Indeed, a legend runs that these sills were not laid by men at all, but by the Dwarfs. As evidence of this folklore tale, it is pointed out that these logs have the mark of a rough turtle burned on their under surface like the turtle cut on the great stones in the mountains. And men differ about what wood they are of, some declaring them to be oak and others sugar, and still others a strange wood of which the stumps only are now found in the Hills. It is true that no mark of axe can be found on them, but this is no great wonder since the bark was evidently removed by burning, an ancient method of preserving the wood from rot.

We swung down Thornberg's Hill in a long trot, and on to the bridge. The river was swollen, a whirling mass of yellow water that surged and pounded and howled under the timber floor as though the mad spirits of the river still resented the work of the Dwarfs. It was the Valley's business to divide the land, and it had done it well, leaving the sons of Eve to bite their fingers until, on a night, the crooked people came stumbling down to take a hand in the matter.

We clattered through, and down a long abutment. It almost made one dizzy to look over. A rail or a tree limb would ride down into this devil's maw, or a log would come swimming, its back bobbing in the muddy water, and then strike the smooth nose of a boulder and go to splinters.

Beyond the mad river the mild morning world was a land of lazy quiet. The sky was as blue as a woman's eye, and the sun rose clear in his flaming cart. Along the roadside the little purple flowers of autumn peeped about under the green briers. The fields were shaggy with ragweed and dead whitetop and yellow sedge. The walnut and the apple trees were bare, and the tall sycamore stood naked in its white skin. Sometimes a heron flapped across the land, taking a short cut to a lower water, or a woodpecker dived from the tall timber, or there boomed from the distant wooded hollow the drum of some pheasant lover, keeping a forgotten tryst.

It was now two hours of midday, and the October sun was warm. Tiny streaks of dampness were beginning to appear on the sleek necks of the Cardinal and El Mahdi, and the Bay Eagle was swinging her head, a clear sign that the good mare was not entirely comfortable.

I turned to Ump. "There's something wrong with that bridle," I said. "Either the brow-band or the throat-latch. The mare's fidgety."

He looked at me in astonishment, like a man charged suddenly with a crime, and slid his long hand out under her slim throat, and over her silk foretop; then he growled. "You don't know your A, B, C's, Quiller. She wants water; that's all."

Jud grinned like a bronzed Bacchus. "The queen might wear Spanish needles in her shirt," he said, "an' be damned. But the Bay Eagle will never wear a tight throat-latch or a pinchin' brow-band, or a rough bit, or a short headstall, while old Mr. Ump warms the saddle seat."

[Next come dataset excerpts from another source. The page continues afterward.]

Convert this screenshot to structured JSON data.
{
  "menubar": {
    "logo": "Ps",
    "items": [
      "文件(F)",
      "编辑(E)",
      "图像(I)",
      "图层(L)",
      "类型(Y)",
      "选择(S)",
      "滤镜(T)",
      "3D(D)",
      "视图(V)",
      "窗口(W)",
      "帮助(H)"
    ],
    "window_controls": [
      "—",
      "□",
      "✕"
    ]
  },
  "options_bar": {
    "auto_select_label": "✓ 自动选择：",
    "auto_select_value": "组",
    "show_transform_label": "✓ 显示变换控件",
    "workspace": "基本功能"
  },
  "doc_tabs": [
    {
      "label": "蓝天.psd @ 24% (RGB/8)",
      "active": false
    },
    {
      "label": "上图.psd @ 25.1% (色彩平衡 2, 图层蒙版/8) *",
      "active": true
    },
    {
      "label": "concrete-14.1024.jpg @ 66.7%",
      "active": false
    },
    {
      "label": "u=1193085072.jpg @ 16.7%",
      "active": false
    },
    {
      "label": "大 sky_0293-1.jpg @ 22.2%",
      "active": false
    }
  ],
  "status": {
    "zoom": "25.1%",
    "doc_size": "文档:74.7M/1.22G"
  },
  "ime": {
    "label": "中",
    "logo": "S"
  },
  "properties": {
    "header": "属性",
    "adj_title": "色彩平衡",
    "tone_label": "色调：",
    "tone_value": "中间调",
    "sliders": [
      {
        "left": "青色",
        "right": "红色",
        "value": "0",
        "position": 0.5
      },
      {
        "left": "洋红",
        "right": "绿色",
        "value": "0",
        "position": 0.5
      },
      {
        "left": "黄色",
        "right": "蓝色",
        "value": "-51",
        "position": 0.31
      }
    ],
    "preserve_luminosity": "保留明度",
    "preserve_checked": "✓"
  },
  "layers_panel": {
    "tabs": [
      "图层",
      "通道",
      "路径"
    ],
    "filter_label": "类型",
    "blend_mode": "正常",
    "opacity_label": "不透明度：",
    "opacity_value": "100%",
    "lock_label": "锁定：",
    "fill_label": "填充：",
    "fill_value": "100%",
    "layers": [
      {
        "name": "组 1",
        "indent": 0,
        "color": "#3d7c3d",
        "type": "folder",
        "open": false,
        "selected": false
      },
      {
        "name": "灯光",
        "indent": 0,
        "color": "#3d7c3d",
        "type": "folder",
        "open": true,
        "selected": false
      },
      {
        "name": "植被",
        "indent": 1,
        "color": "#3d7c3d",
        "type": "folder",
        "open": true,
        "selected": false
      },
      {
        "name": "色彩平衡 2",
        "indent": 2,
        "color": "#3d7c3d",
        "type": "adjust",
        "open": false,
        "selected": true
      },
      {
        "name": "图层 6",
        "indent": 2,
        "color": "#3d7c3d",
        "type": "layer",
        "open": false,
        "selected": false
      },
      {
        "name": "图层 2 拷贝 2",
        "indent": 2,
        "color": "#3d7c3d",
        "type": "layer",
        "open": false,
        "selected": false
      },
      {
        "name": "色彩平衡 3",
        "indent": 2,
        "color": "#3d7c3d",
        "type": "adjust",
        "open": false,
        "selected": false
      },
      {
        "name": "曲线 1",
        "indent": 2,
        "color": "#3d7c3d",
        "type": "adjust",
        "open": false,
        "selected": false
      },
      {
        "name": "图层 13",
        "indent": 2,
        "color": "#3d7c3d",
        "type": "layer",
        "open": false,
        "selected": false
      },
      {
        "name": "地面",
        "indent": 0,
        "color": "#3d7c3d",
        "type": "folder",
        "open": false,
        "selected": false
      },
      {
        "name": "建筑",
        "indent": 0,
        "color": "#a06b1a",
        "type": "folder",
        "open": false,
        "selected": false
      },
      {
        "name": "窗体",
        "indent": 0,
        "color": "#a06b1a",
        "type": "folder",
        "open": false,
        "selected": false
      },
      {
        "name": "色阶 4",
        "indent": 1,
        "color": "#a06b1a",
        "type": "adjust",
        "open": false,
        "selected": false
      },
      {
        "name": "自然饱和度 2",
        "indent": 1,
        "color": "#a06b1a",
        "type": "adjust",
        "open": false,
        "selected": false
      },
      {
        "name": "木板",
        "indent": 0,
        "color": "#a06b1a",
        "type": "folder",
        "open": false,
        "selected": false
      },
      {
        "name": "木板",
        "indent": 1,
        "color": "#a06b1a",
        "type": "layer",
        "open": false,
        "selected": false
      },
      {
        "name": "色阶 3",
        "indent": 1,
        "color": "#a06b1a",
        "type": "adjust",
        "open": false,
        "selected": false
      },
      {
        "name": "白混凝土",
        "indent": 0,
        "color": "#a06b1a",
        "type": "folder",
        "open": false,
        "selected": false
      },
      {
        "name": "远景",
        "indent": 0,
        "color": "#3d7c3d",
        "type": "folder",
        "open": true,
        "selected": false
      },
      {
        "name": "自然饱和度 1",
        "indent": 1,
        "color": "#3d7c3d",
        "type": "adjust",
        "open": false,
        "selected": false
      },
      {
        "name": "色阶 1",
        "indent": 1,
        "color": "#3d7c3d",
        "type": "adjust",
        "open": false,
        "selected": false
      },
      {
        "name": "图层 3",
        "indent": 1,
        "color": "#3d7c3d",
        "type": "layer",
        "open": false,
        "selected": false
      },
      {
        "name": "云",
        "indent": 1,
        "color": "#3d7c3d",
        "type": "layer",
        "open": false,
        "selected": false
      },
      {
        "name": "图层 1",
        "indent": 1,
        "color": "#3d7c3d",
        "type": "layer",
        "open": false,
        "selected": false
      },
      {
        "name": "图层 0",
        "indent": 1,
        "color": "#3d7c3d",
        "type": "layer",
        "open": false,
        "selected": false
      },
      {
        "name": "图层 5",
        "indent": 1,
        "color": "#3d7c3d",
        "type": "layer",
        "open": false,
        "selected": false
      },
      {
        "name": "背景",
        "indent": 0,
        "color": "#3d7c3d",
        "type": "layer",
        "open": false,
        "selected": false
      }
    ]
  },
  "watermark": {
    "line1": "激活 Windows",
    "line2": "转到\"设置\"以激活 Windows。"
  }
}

The hunchback was squirming around, craning his long neck. If the Bay Eagle were dry, water must be had, and no delay about it. Love for this mare was Ump's religion. I laughed and pointed down the road. "We are almost at Aunt Peggy's house. Don't stop to dig a well." And we broke into a gallop.

Aunt Peggy was one of the ancients, a carpet-weaver, pious as Martin Luther, but a trifle liberal with her idioms. The tongue in her head wagged like a bell-clapper. Whatever was whispered in the Hills got somehow into Aunt Peggy's ears, and once there it went to the world like the secret of Midas.